John Ambrosini is wrong!

In explaining his composition "Ocala" to Muse And Music's guest host Clinton Blume III, he states that he wants to tell a story in the song, indeed that's what he does in his entire Nine Stories album, due for release this September.


1.That's not what art does


2. That isn't what Ambrosini is doing.

"Ocala" is a city near Gainesville in Florida, a place John has intense affection for and where John goes to ride horses with a woman named Lorraine, for wom he also appears to have intense affection for. That's not a story. If he fell off the horse and broke his leg and immobile spent the summer learning how to play piano which lead him to this performance, then it would be a story. And the song itself, his songs, aren't  stories: they aren't, in Nabakov's words,  thesis, antithesis, synthesis and new thesis. What "Ocala" is, what musical composition is, is the expression of what is ineluctable through its transmogrification into a different medium so these affections, feelings, that can't be spoken can still be shared. This is John Moore Ambrosini's gift.

And in five superb compositions on Thursday night that is precisely what he does. He shares his gift. On "Ocala", even before Ambrosini explains the song, it seems to saunter in beauty and peace: it is a roiling canter of a song, as lush as the greenness that Ambrosini claims for it.

This is the fourth Muse And Music and each one has been special. The first three had Joseph Franklin and Donna McElroy presiding but they are in South Carolina to watch their son graduate High School and last night it was the executive director of the General Society Of Mechanics And Technicians of the City of the New York Clint Blume III who is MCing and the place is jamming despite a thunderstorm. Some people have traveled from as far afield as Long Island and they won't be disappointed.

John leads a three piece band through the 5 compositios, two of which, "Here I Wait" and "Prairie Train" sport killer melodies, one a stomper with John banging the keyboards like a vicious Elton John. That composition "A Rode Home" actually reminds, or puts me in the mind of "An American In Paris": both of them feel impatient, chomping at the bit, ready to get there. John seems more circumspect in his remarks but, with the excellent Marcus McLaurie on stand up bass, it tussles with you.

They are a tight band and John is a good leader. John understands the first principle of management perfectly well, he delegates responsibility and has made such wise choices, he can lead forwards or backwards, or drop out altogether as he does on drummer Donny Donable's solo, and remain in charge, in control.

There is a precision that puts you in mind of the old adage that great musicians are similar to mathematicians.
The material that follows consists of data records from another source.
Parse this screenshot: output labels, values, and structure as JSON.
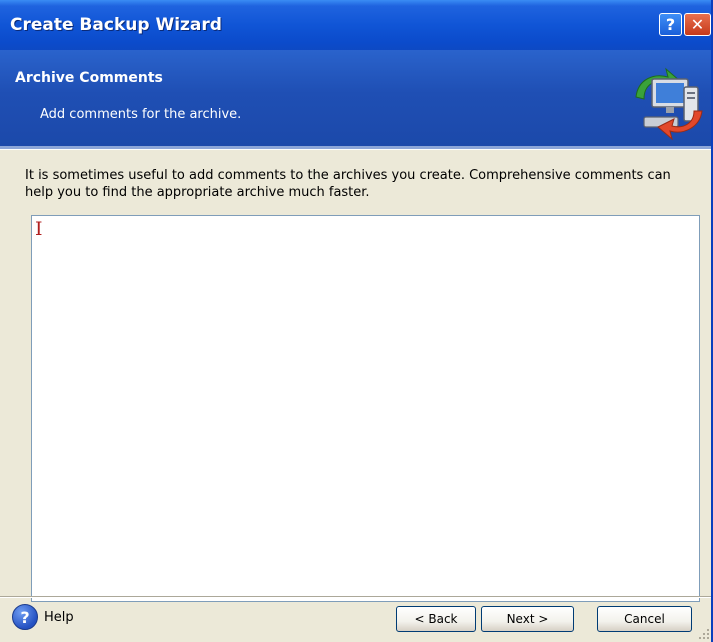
{
  "window": {
    "title": "Create Backup Wizard",
    "help_glyph": "?",
    "close_glyph": "✕"
  },
  "header": {
    "title": "Archive Comments",
    "subtitle": "Add comments for the archive.",
    "icon": "backup-computer-icon"
  },
  "body": {
    "description": "It is sometimes useful to add comments to the archives you create. Comprehensive comments can help you to find the appropriate archive much faster.",
    "comment_value": "",
    "cursor_glyph": "I"
  },
  "footer": {
    "help_label": "Help",
    "help_glyph": "?",
    "back_label": "< Back",
    "next_label": "Next >",
    "cancel_label": "Cancel"
  },
  "colors": {
    "titlebar": "#0b4bcb",
    "header": "#1f4fb4",
    "dialog_bg": "#ece9d8",
    "close_button": "#c6391a"
  }
}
There is an element of an equation to  be satisfied in the Trio and while they may claim that jazz is an improvisational art form, that doesn't mean that seeing where a song goes is the same as leaving it to go wherever it chooses. It is controlled freedom. John is an engineer by trade and he has the poise of a successful man. This is what ties his music to his muse, as he puts it: building a building and composing a song are about getting the right people and organizing the construction.

The  reward is a number like "A Rode Home" based on a terrific bass lick and which John admits to having written with a bassist as skilled as Marcus in mind. And the reward is a night as terrific as Thursday was, where you can listen intently and hear the ticking of a man's heart, of his deepest feelings being expressed and shared. If you want to call that a story, be my guest.